The Chronicle's Michael Bauer used his Sunday column to throw some light shade at the W hotel's new dining experience, Trace. And what an experience it is. Taking over the old XYZ spot (the restaurant where Gavin Newsom used to dine privately, among other things), Trace opened this summer and jumped on the locavore food bandwagon with a resounding ker-plop. Take, for example, the restaurant's mission statement: "[T]houghtful culinary experience by fusing the vibrant, local personality of the Bay Area with our dedication to socially responsible food."
You get the idea.
In his review of the new SOMA space, Bauer is fair... but doesn't hold back:
Walking into Trace, the restyled restaurant in the W Hotel, was like opening a 1990s time capsule.
The tall, model-thin hosts wore tight black dresses and high heels, occasionally parading down the center of the long, narrow, black-and-white dining room as if they were on the catwalk.

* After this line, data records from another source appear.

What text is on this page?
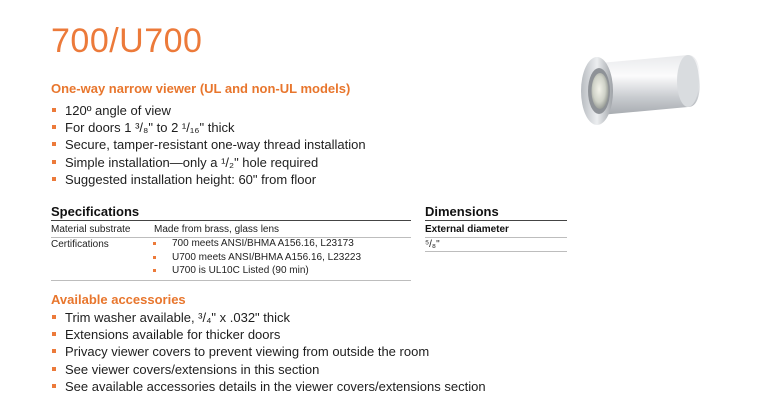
700/U700
One-way narrow viewer (UL and non-UL models)
120º angle of view
For doors 1 ³/₈" to 2 ¹/₁₆" thick
Secure, tamper-resistant one-way thread installation
Simple installation—only a ¹/₂" hole required
Suggested installation height: 60" from floor
Specifications
Material substrate Made from brass, glass lens
Certifications	700 meets ANSI/BHMA A156.16, L23173
U700 meets ANSI/BHMA A156.16, L23223
U700 is UL10C Listed (90 min)
Dimensions
External diameter
⁵/₈"
Available accessories
Trim washer available, ³/₄" x .032" thick
Extensions available for thicker doors
Privacy viewer covers to prevent viewing from outside the room
See viewer covers/extensions in this section
See available accessories details in the viewer covers/extensions section
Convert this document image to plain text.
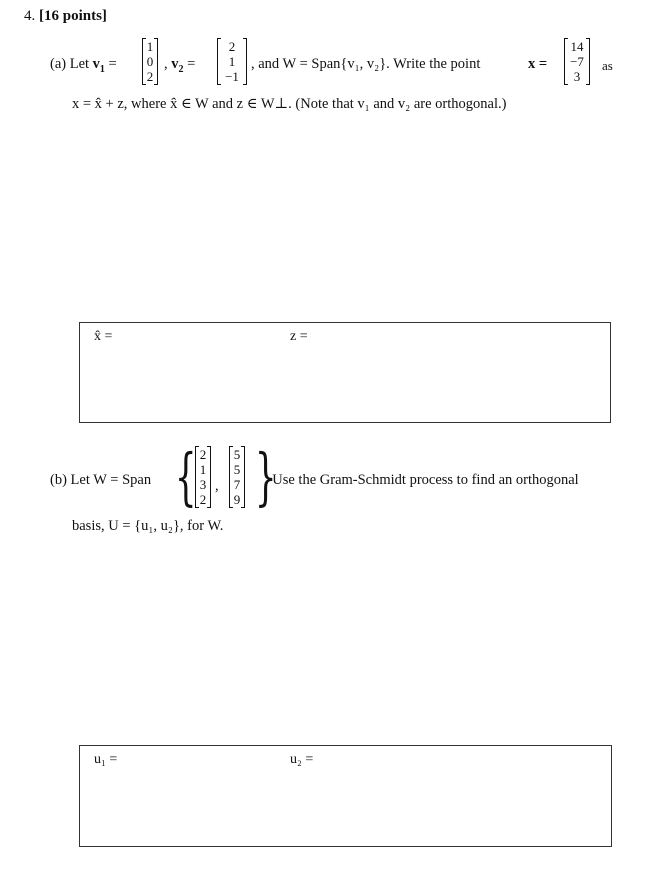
4. [16 points]
(a) Let $v_1$ =
1
0
2
, $v_2$ =
2
1
−1
, and W = Span{v₁, v₂}. Write the point	x =
14
−7
3
as
x = x̂ + z, where x̂ ∈ W and z ∈ W⊥. (Note that v₁ and v₂ are orthogonal.)
x̂ =	z =
(b) Let W = Span { 2
1
3
2
,
5
5
7
9 }
. Use the Gram-Schmidt process to find an orthogonal
basis, U = {u₁, u₂}, for W.
u₁ =	u₂ =
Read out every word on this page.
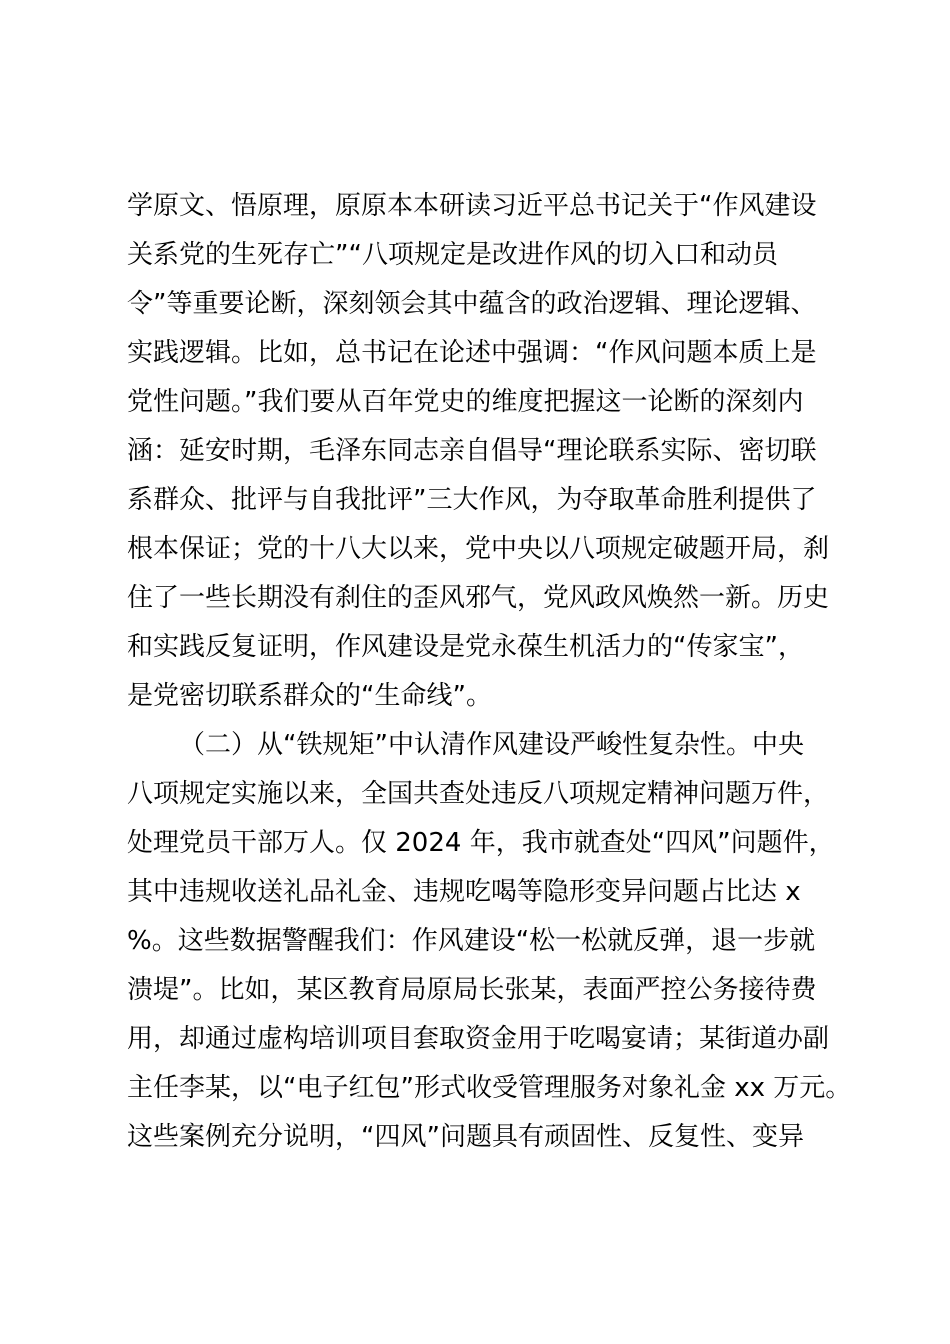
学原文、悟原理，原原本本研读习近平总书记关于“作风建设
关系党的生死存亡”“八项规定是改进作风的切入口和动员
令”等重要论断，深刻领会其中蕴含的政治逻辑、理论逻辑、
实践逻辑。比如，总书记在论述中强调：“作风问题本质上是
党性问题。”我们要从百年党史的维度把握这一论断的深刻内
涵：延安时期，毛泽东同志亲自倡导“理论联系实际、密切联
系群众、批评与自我批评”三大作风，为夺取革命胜利提供了
根本保证；党的十八大以来，党中央以八项规定破题开局，刹
住了一些长期没有刹住的歪风邪气，党风政风焕然一新。历史
和实践反复证明，作风建设是党永葆生机活力的“传家宝”，
是党密切联系群众的“生命线”。
（二）从“铁规矩”中认清作风建设严峻性复杂性。中央
八项规定实施以来，全国共查处违反八项规定精神问题万件，
处理党员干部万人。仅 2024 年，我市就查处“四风”问题件，
其中违规收送礼品礼金、违规吃喝等隐形变异问题占比达 x
%。这些数据警醒我们：作风建设“松一松就反弹，退一步就
溃堤”。比如，某区教育局原局长张某，表面严控公务接待费
用，却通过虚构培训项目套取资金用于吃喝宴请；某街道办副
主任李某，以“电子红包”形式收受管理服务对象礼金 xx 万元。
这些案例充分说明，“四风”问题具有顽固性、反复性、变异
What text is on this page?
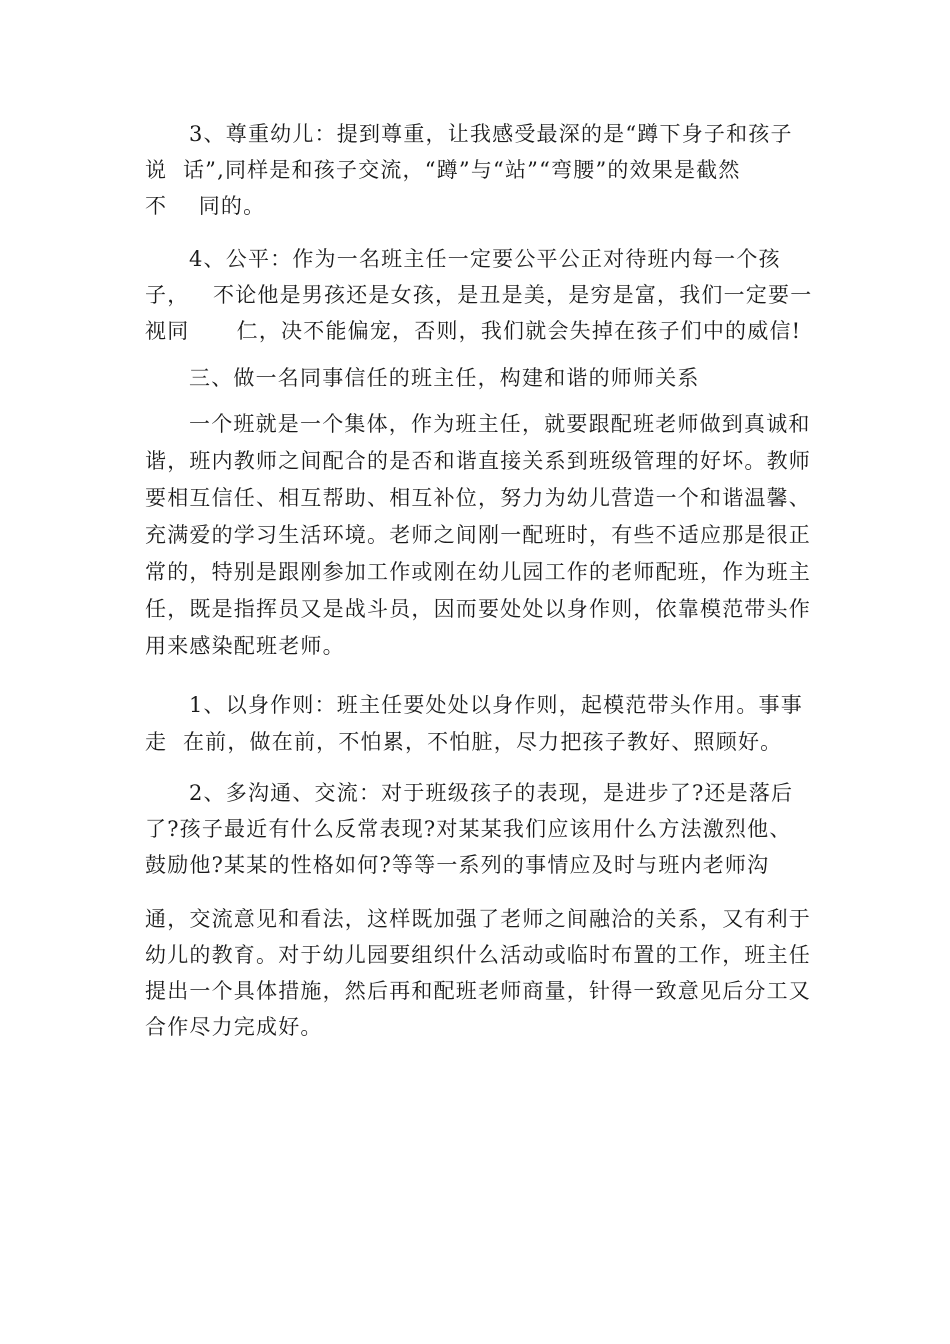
3、尊重幼儿：提到尊重，让我感受最深的是“蹲下身子和孩子

说  话”,同样是和孩子交流，“蹲”与“站”“弯腰”的效果是截然

不    同的。

4、公平：作为一名班主任一定要公平公正对待班内每一个孩

子，   不论他是男孩还是女孩，是丑是美，是穷是富，我们一定要一

视同      仁，决不能偏宠，否则，我们就会失掉在孩子们中的威信!

三、做一名同事信任的班主任，构建和谐的师师关系

一个班就是一个集体，作为班主任，就要跟配班老师做到真诚和

谐，班内教师之间配合的是否和谐直接关系到班级管理的好坏。教师

要相互信任、相互帮助、相互补位，努力为幼儿营造一个和谐温馨、

充满爱的学习生活环境。老师之间刚一配班时，有些不适应那是很正

常的，特别是跟刚参加工作或刚在幼儿园工作的老师配班，作为班主

任，既是指挥员又是战斗员，因而要处处以身作则，依靠模范带头作

用来感染配班老师。

1、以身作则：班主任要处处以身作则，起模范带头作用。事事

走  在前，做在前，不怕累，不怕脏，尽力把孩子教好、照顾好。

2、多沟通、交流：对于班级孩子的表现，是进步了?还是落后

了?孩子最近有什么反常表现?对某某我们应该用什么方法激烈他、

鼓励他?某某的性格如何?等等一系列的事情应及时与班内老师沟

通，交流意见和看法，这样既加强了老师之间融洽的关系，又有利于

幼儿的教育。对于幼儿园要组织什么活动或临时布置的工作，班主任

提出一个具体措施，然后再和配班老师商量，针得一致意见后分工又

合作尽力完成好。
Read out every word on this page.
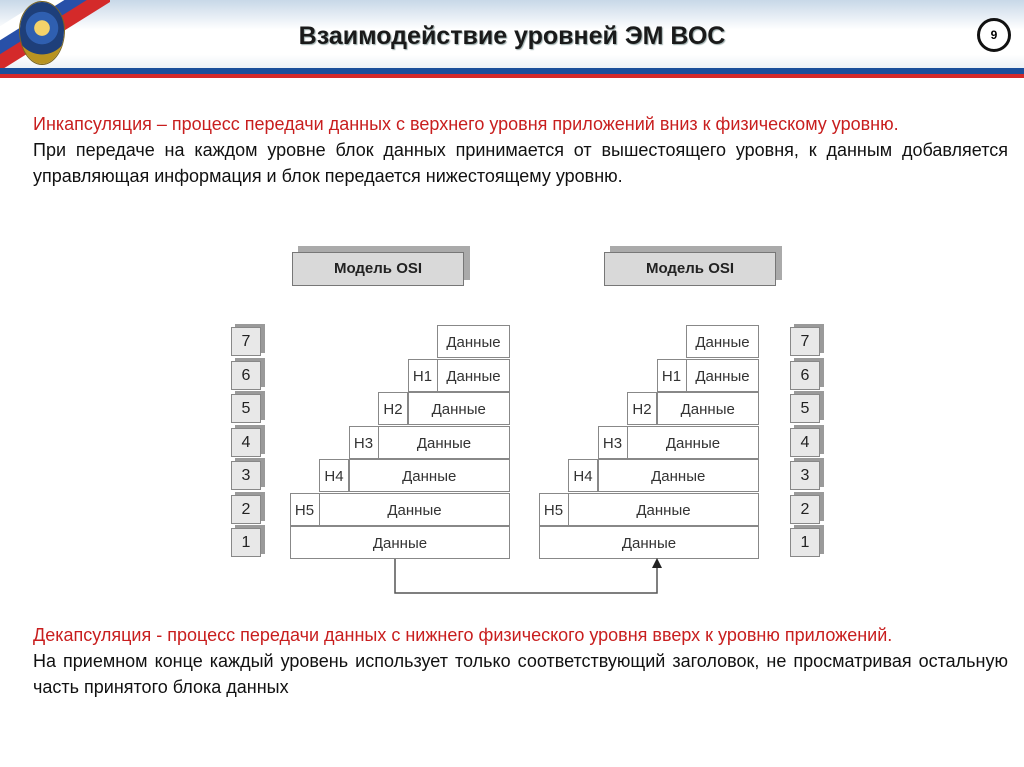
Взаимодействие уровней ЭМ ВОС	9
Инкапсуляция – процесс передачи данных с верхнего уровня приложений вниз к физическому уровню.
При передаче на каждом уровне блок данных принимается от вышестоящего уровня, к данным добавляется управляющая информация и блок передается нижестоящему уровню.
Модель OSI	Модель OSI
7
6
5
4
3
2
1
7
6
5
4
3
2
1
Данные
H1 Данные
H2	Данные
H3	Данные
H4	Данные
H5	Данные
Данные
Данные
H1 Данные
H2	Данные
H3	Данные
H4	Данные
H5	Данные
Данные
Декапсуляция - процесс передачи данных с нижнего физического уровня вверх к уровню приложений.
На приемном конце каждый уровень использует только соответствующий заголовок, не просматривая остальную часть принятого блока данных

They walked in time to trance music, so loud at times that I couldn't think of the next word out of my mouth, as if my dining companions would have known what I had said anyway. One table requested the volume be turned down, and there was a brief modicum of relief before the sound level crept back up. The incongruous music was even louder on another visit.
While Trace's refreshing fig-on-a-plate-free bent should keep insufferable Mission district foodie ewes at bay (a bonus in our, or any, book), cocaine-driven sounds at these restaurant-turned-nightclubs are a surefire recipe for vacant tables and the seat-yourself-anywhere french kiss of death.
Also, Patricia Unterman didn't care much for the space either, slamming its "relentlessly uncomfortable surroundings."
Both grub scribes, however, enjoyed Chef Paul Piscopo's food. More or less. "I could have been at Flour + Water or A16 when eating the braised pork shoulder," raves Bauer. (However, he did say plates were uneven.) "Ingredient-driven cooking," declared Unterman!